本当は麺類が食べたいけど麺をすする音は響くし、つゆを飛ばしてしまうかもしれないから却下。唐揚げ弁当を食べたい気分だけど、肉にかぶりつくのは恥ずかしいし時間内に食べるには量が多めだから却下。カレーを食べたいけど匂いを漂わせてしまうから却下……数々の食べたい気持ちに却下をし続けた私の昼食の定番は、自在にひと口のサイズを調整できるパンかおにぎりになった。(その影響で職場ではパン好きな人として認定された。)

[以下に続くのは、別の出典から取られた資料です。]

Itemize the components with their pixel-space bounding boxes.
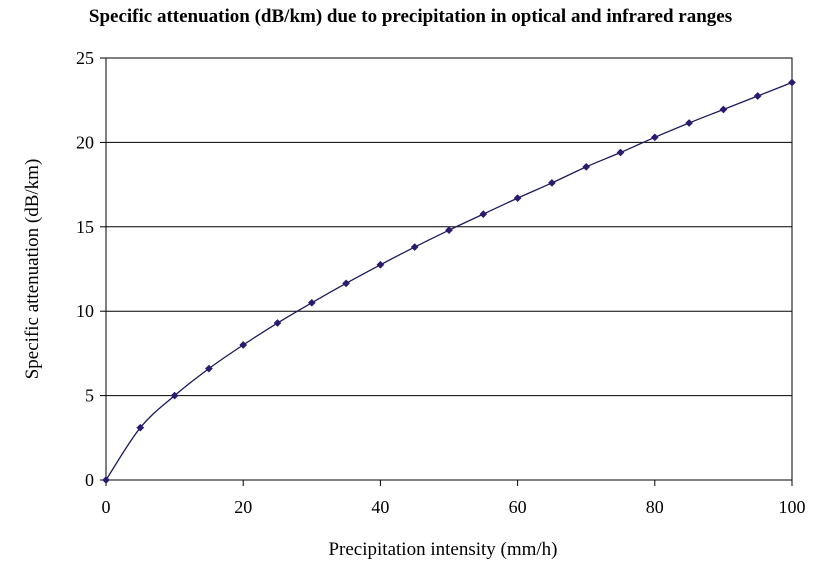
y-tick-label: 5 bbox=[85, 386, 94, 406]
data-point-marker bbox=[376, 260, 385, 269]
data-point-marker bbox=[204, 364, 213, 373]
gridlines bbox=[106, 141, 792, 397]
data-point-marker bbox=[273, 319, 282, 327]
y-tick-label: 15 bbox=[76, 217, 94, 237]
x-tick-label: 20 bbox=[234, 497, 252, 517]
y-tick-label: 20 bbox=[76, 132, 94, 152]
x-tick-label: 60 bbox=[509, 497, 527, 517]
data-point-marker bbox=[547, 178, 556, 187]
chart-title: Specific attenuation (dB/km) due to prec… bbox=[88, 6, 733, 27]
y-tick-label: 25 bbox=[76, 48, 94, 68]
y-tick-label: 0 bbox=[85, 470, 94, 490]
data-point-marker bbox=[582, 162, 591, 171]
y-tick-label: 10 bbox=[76, 301, 94, 321]
y-axis-ticks: 0 5 10 15 20 25 bbox=[76, 48, 106, 490]
data-point-marker bbox=[513, 194, 522, 203]
x-tick-label: 40 bbox=[371, 497, 389, 517]
data-point-marker bbox=[445, 226, 453, 235]
data-point-marker bbox=[136, 423, 145, 432]
data-point-marker bbox=[479, 210, 488, 219]
x-axis-ticks: 0 20 40 60 80 100 bbox=[102, 480, 806, 517]
data-point-marker bbox=[170, 391, 179, 400]
data-point-marker bbox=[685, 119, 694, 127]
data-point-marker bbox=[616, 148, 625, 157]
x-tick-label: 80 bbox=[646, 497, 664, 517]
x-tick-label: 100 bbox=[779, 497, 806, 517]
data-point-marker bbox=[650, 133, 659, 142]
data-point-marker bbox=[307, 298, 316, 307]
data-point-marker bbox=[102, 476, 110, 484]
data-point-marker bbox=[410, 243, 419, 252]
y-axis-title: Specific attenuation (dB/km) bbox=[22, 159, 43, 380]
data-point-marker bbox=[719, 105, 728, 114]
data-point-marker bbox=[342, 279, 351, 288]
data-point-marker bbox=[239, 341, 248, 349]
x-tick-label: 0 bbox=[102, 497, 111, 517]
series-markers bbox=[102, 78, 796, 484]
data-point-marker bbox=[788, 78, 796, 87]
plot-area-frame bbox=[105, 57, 793, 481]
data-point-marker bbox=[753, 92, 762, 100]
x-axis-title: Precipitation intensity (mm/h) bbox=[328, 539, 557, 560]
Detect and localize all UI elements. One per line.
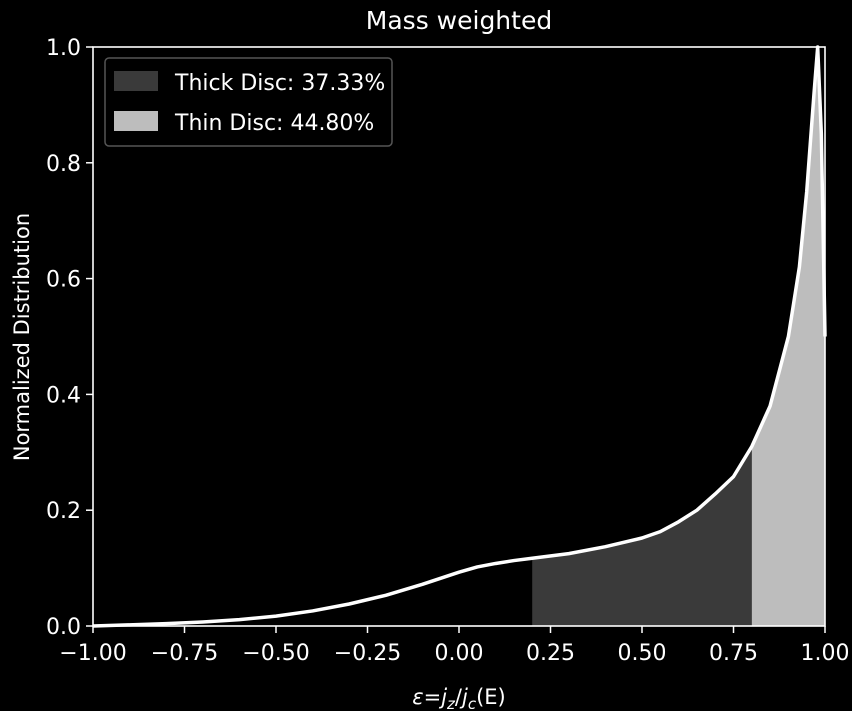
- x-label-energy: (E): [476, 685, 506, 709]
- x-axis: −1.00 −0.75 −0.50 −0.25 0.00 0.25 0.50 0.75 1.00: [59, 626, 849, 666]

食べる物には悩まなくなっても、食事中の会話がプレッシャーであることには変わりなかった。「食べている最中に話を振られたらどうしよう?」「私からも話題を振るべきだけど話のネタは何が適しているだろう?」「話を振った相手が食べている最中だったら悪いな」等と考えていると、どんどん萎縮してしまい何も言えなくなってしまった。
こんなに色々な考え事をしているのだから、楽しく食べられるはずもない。自分で作った「自分ルール」は気を使いすぎる私の癖であると自覚しつつも、どうすることもできずに悶々と苦しんでいた。こんな状況を1年以上続けた結果、自分史上最も痩せた記録を更新した。
身体だけでなく気持ちの面でも健康的な食事を心掛けたい
そうした職場での昼食になんとなく居心地の悪さを感じていたが、ある出来事が状況を一変させる。コロナ禍だ。
新型コロナウイルスの流行は、私の職場にも様々な変化をもたらした。その中でも私にとって大きな変化だったのは、昼食の摂り方だ。
これまでのように同じ卓上で食べることはなくなり、空いている机を使ったり別々の方向を向いて食べるようになった。また、マスクを外している状態での会話は禁止となったため、自ずと食事中の会話は消滅した。
一見つまらない食事風景であるが、私からすればどんなに気が楽になったことだろう。もう職場での昼食の度に会話に上手く混ざれない自分を憎む必要はない。人との距離が取れたことで必要以上に食べるものに気を使う必要もなくなったのだ。
プレッシャーが減り余計な気疲れをしなくなったからか、以前に比べ私の仕事のパフォーマンスも向上したように感じている。
食べる物を却下し続けた頃は自然と食欲も失せていた。仕事の日のお昼は特に食べたい物がなかったのだ。そうして痩せた結果、食べた物が自分の血となり肉となることを身をもって感じた。痩せたといっても標準体重以内のため体調を崩すことは全くないが、気持ちの面では変化があった。私は思い出したのだ。食べることは生きること。食べることは自分自身をつくることだということを。
他の人に合わせるのではなく、自分の食べたい物は自分で選んで良いのだ。食事とは本来生きる上での楽しみのひとつであるため、食欲を以てこそのものだと考える。
決して新型コロナウイルスの流行を喜ばしく思っている訳ではないが、目まぐるしく様々な変化を経験した中で、自分らしくあることの大切さを改めて実感している。
何を、誰と、どんな環境で食べたいのか。自分の心の声にもっと耳を傾けて良いのではないか。
身体だけでなく気持ちの面でも健康的な食事を摂るよう心掛けていきたい。